Thursday, October 4, 2007

First Place, Last Place

Has there been a more competition-obsessed culture than that of the U.S.? Probably. But I can't think of one. Horses are allowed to win, place, or show, and gamblers are allowed to attempt to make money (the track always makes money) on place and show, not just win. But otherwise, we seem to be a culture obsessed with the celebrity of first place or the ignominy of last place, although the real gamblers out there bet on the points by which team X beats team Y, so in that instance, the importance of place, of coming out ahead or standing atop the heap, has shrunk. Nonetheless, gamblers are led by the phantom of winning.

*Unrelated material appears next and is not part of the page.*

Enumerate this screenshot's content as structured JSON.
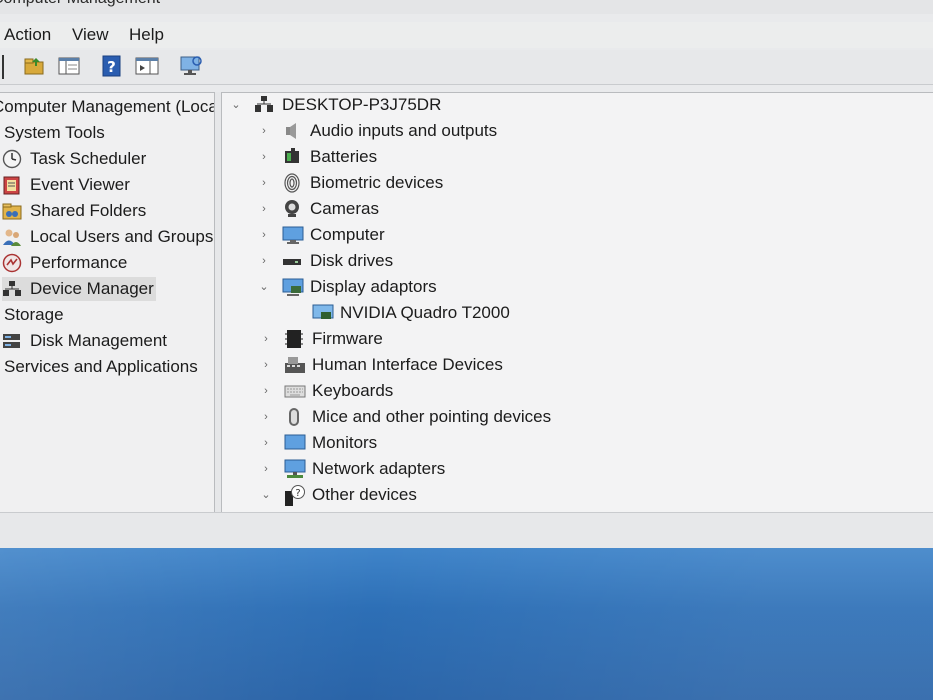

Is there much doubt that George W. Bush is at once the biggest winner (two-time president, in a manner of speaking) and the biggest loser (what project or response of his has succeeded?, and this is not a rhetorical question--I do wish I could name one success) in American politics in recent memory? Hollywood screenwriters could not have created a better parody-president. The president in Dr. Strangelove, played by Peter Sellers, seems more authentically presidential than George W. Bush; please know this is not a political statement--I am speaking strictly in terms of art. The real guy is a better parody of the president. George W. Bush is a performance artist. Did you see/hear his latest speech? What satirist could have written a more successful satire?. . . .

. . . .We've all won something, I suppose--some little competition. A card game. A foot-race. A contest in which two people try to throw a wad of paper into a waste-can. Poems of mine have won a couple of competitions, but from this vantage point, I have to wonder by what criteria my poems came out "ahead," in "first." My poems have also "lost" competitions, meaning they received no mention. They were ignored. They do not seem to have taken it personally. Good for them. As a friend once said, "One may not, strictly speaking, be offended; one may choose to take offense--or not." Thank you, W.T.H.

. . .As a low-level mere high-school athlete, I was a member of a basketball team that tied for first place in the league and therefore was "co-champion." Did we come in first? Yes and no! I still have a little plaque somewhere that commemorates the event. It's hard to believe that anyone cared enough to create the plaque or that I have held on to it. In college, on an intra-mural flag-football team, I was part of a "championship" team. Ha! What I love most of all is our name: the Moke-Hill Gophers, after a town called Mokulumne Hill in the Sierra Nevada. It is in Calaveras County, the site of Twain's famous frog-story. The team was composed of cowboys, literally, from that town; and me. I also took first place in a dormitory ping-pong (table-tennis) tournament, strictly because of a) my unorthodox style and b) defense. Incredibly as it may seem, I "earned" a trophy. So there's some evidence: a dormitory at a community college in the United States held a ping-pong tournament, for which the winner earned a trophy. Yes, the U.S. is obsessed with competition.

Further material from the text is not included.